Comparative Effectiveness of Transarterial Embolization and Sorafenib for Hepatocellular Carcinoma: A Population-Based Study
Sharon W. Kwan, William P. Harris, Laura S. Gold, Paul L. Hebert American Journal of Roentgenology. 2018;210:1359-1365. 10.2214/AJR.17.19094
OBJECTIVE: The purpose of this study was to compare the clinical effectiveness of embolization with that of sorafenib in the management of hepatocellular carcinoma as practiced in real-world settings.
MATERIALS AND METHODS: This population-based observational study was conducted with the Surveillance, Epidemiology, and End Results-Medicare linked database. Patients 65 years old and older with a diagnosis of primary liver cancer between 2007 and 2011 who underwent embolization or sorafenib treatment were identified. Patients were excluded if they had insufficient claims records, a diagnosis of intrahepatic cholangiocarcinoma, or other primary cancer or had undergone liver transplant or combination therapy. The primary outcome of interest was overall survival. Inverse probability of treatment weighting models were used to control for selection bias.

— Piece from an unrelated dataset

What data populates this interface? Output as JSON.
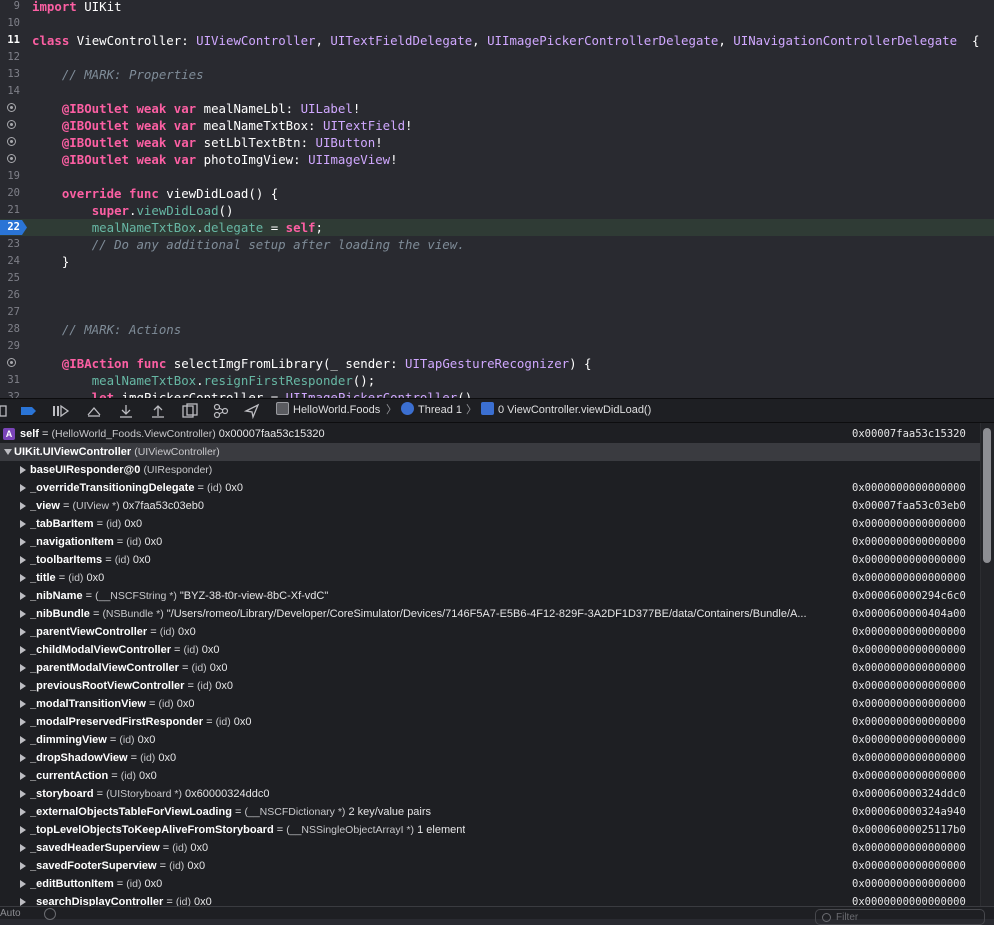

RESULTS: The inclusion and exclusion criteria were met by 1017 patients. Models showed good balance between treatment groups. Compared with those who underwent embolization, patients treated with sorafenib had significantly higher hazard of earlier death from time of treatment (hazard ratio, 1.87; 95% CI, 1.46–2.37; p < 0.0001) and from time of cancer diagnosis (hazard ratio, 1.87; 95% CI, 1.46–2.39; p < 0.0001). The survival advantage after embolization was seen in both intermediate- and advanced-stage disease.
CONCLUSION: This comparative effectiveness study of Medicare patients with hepatocellular carcinoma showed significantly longer overall survival after treatment with embolization than with sorafenib. Because these findings conflict with expert opinion–based guidelines for treatment of advanced-stage disease, prospective randomized comparative trials in this subpopulation would be justified.